London reports on Hong Kong: politics undercut analysis

Jun 15, 2021

The British Foreign, Commonwealth and Development Office (FCDO) issued its latest “six-monthly” report on Hong Kong on 10 June.[1] Although this report has emerged five and half months after the end of the period it covers, from 1 July to 31 December 2020, the delayed delivery does not appear to have improved its substance.

The report presents a damning assessment of developments in Hong Kong. It claims two “clear breaches” of the Sino-British Joint Declaration during those six months, and argues that “this period has been defined by a pattern of behaviour by Beijing intended to crush dissent and suppress the expression of alternative political views in Hong Kong”.

This view will not come as a surprise to anyone who has been following the British government’s policy on Hong Kong. But there are some major problems with this report.

The series of reports began in 1997, and for many years offered generally objective accounts of events in Hong Kong. As the international heat around Hong Kong intensified, however, the British government’s position shifted to one of strong opposition to Beijing’s approach. This sets the stage for the latest report, a catalogue of complaints that does not give an accurate or objective picture of what has been happening in Hong Kong.

An objective analysis would represent – or at least reference – the range of views and possible interpretations of what is happening in Hong Kong. Although one perspective dominates the international media coverage and the lobbying to which British parliamentarians and ministers are subject, there is more than one view in Hong Kong. Indeed, a polarised politics has been part of the Hong Kong political landscape for many years. Readers of this and other recent FCDO reports would find little evidence of that political reality in their pages. Taking Hong Kong and the development of democracy seriously should involve taking into account views across the Hong Kong community, and not just those which are echoed by the activists swarming around Westminster.

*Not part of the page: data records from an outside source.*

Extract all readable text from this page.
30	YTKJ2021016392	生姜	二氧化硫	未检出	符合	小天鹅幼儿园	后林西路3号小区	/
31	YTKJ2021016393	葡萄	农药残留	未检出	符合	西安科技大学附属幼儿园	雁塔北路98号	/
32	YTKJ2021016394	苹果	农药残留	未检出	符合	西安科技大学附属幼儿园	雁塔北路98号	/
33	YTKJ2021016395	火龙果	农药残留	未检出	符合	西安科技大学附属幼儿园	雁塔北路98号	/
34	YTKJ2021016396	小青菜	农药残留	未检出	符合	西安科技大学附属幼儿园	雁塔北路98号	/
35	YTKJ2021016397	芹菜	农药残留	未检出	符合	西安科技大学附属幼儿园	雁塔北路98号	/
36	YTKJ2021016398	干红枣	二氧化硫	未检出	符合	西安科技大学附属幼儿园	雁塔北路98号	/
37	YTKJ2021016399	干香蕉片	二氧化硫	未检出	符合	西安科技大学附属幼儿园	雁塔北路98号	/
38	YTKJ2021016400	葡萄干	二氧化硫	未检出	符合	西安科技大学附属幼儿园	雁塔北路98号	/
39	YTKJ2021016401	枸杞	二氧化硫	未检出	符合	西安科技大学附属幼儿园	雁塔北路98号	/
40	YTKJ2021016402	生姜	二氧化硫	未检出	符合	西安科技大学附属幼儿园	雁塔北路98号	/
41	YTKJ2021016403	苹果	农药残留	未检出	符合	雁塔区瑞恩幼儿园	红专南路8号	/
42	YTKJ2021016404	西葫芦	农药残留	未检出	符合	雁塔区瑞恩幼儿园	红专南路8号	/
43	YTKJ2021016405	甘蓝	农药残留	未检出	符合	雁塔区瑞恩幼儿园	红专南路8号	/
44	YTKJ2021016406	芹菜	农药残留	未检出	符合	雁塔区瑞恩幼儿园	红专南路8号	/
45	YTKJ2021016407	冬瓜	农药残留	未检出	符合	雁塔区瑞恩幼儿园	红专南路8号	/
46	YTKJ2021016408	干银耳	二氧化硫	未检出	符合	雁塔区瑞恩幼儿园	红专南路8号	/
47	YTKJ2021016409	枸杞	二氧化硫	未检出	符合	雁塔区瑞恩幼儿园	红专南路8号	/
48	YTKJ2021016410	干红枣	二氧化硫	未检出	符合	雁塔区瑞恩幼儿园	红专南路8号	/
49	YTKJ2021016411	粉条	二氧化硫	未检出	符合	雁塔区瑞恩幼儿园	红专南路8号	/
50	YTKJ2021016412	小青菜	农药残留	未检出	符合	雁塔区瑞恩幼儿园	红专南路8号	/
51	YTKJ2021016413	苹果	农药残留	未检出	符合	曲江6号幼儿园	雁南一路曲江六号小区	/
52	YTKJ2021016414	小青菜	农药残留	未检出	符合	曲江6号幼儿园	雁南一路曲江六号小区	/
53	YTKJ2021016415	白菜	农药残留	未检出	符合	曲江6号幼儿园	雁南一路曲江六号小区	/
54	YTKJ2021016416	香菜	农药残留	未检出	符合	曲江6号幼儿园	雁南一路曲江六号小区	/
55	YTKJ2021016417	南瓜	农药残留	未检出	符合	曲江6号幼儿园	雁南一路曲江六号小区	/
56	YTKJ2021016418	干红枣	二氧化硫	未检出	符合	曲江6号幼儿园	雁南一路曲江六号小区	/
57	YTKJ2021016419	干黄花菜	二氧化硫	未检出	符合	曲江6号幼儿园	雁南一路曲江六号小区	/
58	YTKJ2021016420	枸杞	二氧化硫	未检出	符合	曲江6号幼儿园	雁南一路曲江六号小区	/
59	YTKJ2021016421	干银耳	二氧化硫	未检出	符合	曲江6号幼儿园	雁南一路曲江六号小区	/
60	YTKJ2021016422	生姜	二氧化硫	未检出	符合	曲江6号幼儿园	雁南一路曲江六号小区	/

This can be seen in the coverage of the National Security Law (NSL), passed on 30 June 2020 (the eve of the period the report covers). The report starts with this, but does not give any flavour of the debates and discussions in Hong Kong about the possible interpretations of the law and what its implications might be. Neither does it give any context, or attempt to discuss why this legislation was passed. Hong Kong’s political crisis, including the violent unrest of 2019 and encouragement of dissent by politicians outside Hong Kong, has been conveniently forgotten.

Instead, the FCDO has jumped to conclusions, as it did first on 1 July 2020, just hours after the law was passed. Events since the end of the reporting period have given us more on which to base analysis of the NSL’s impact. But until cases have gone through the courts, we simply will not be able to make clear judgments. Support for Hong Kong’s judicial system should imply acknowledging the role it will play in shaping the impact of this legislation.

This relates to the report’s assessment on basic rights and freedoms. As noted above, the headline assessment is that Beijing’s goal is to “crush dissent”. But that is debated in Hong Kong – many may agree, while others disagree.

Read into the body of the report and we find that the measures introduced – as described by the FCDO itself – do not do what that headline claims. The report makes clear that the target of new measures is national security, and particularly advocacy of independence, soliciting interventions by foreign governments, and challenging Chinese sovereignty over Hong Kong (eg pages 18, 20-21 and 23). These are hardly new “red lines” on the part of Beijing, having been stated in one form or another since the 1980s. The requirement to legislate has been explicit since 1990 (Article 23 of the Basic Law), but only now brought into effect.

Perhaps the most relevant point in the report from a British perspective is the claim that the Joint Declaration was breached twice in the period under review. One was for the NSL, and the other for Beijing’s decision in November 2020 on the requirement for legislators to uphold the constitutional order.

These breach declarations by the British government are well known. But their coverage in the report is frustrating. The FCDO must be aware of public debate over whether these developments did in fact constitute breaches, and if so, why. For example, is the FCDO’s issue with the NSL that it was passed in Beijing, or that it is seen to infringe “basic rights and freedoms”?

The report seems to suggest both (see pages 6, 17 and 32) and that the NSL “violates … independent judicial authority” (p. 6 – this is not explained). But it is vague, perhaps deliberately. This report was surely a good opportunity to give a few sentences of legal explanation, setting out precisely where the Joint Declaration has been breached and why. We are left with repeated statements that the breaches are “clear” but without explanation.

If the FCDO really sees the Joint Declaration as a “legally-binding treaty” then it ought to offer some detailed legal justification for the claim that the other party has breached it.

None of this will matter much in Westminster. The British government has been under increasing political pressure to “do more” on Hong Kong, even after its bold offer of right of abode in the UK to potentially five million holders of British National (Overseas) passports and their dependents (an offer challenged, as it happens, by Beijing as being contrary to the Joint Declaration).

The reality is that there is not much the UK can do, and in the end this report shows that. Without any ability to change the course of developments in Hong Kong, all the FCDO can do is complain from the sidelines, hoping that its adversarial tone will do enough to keep the Westminster lobby off its back.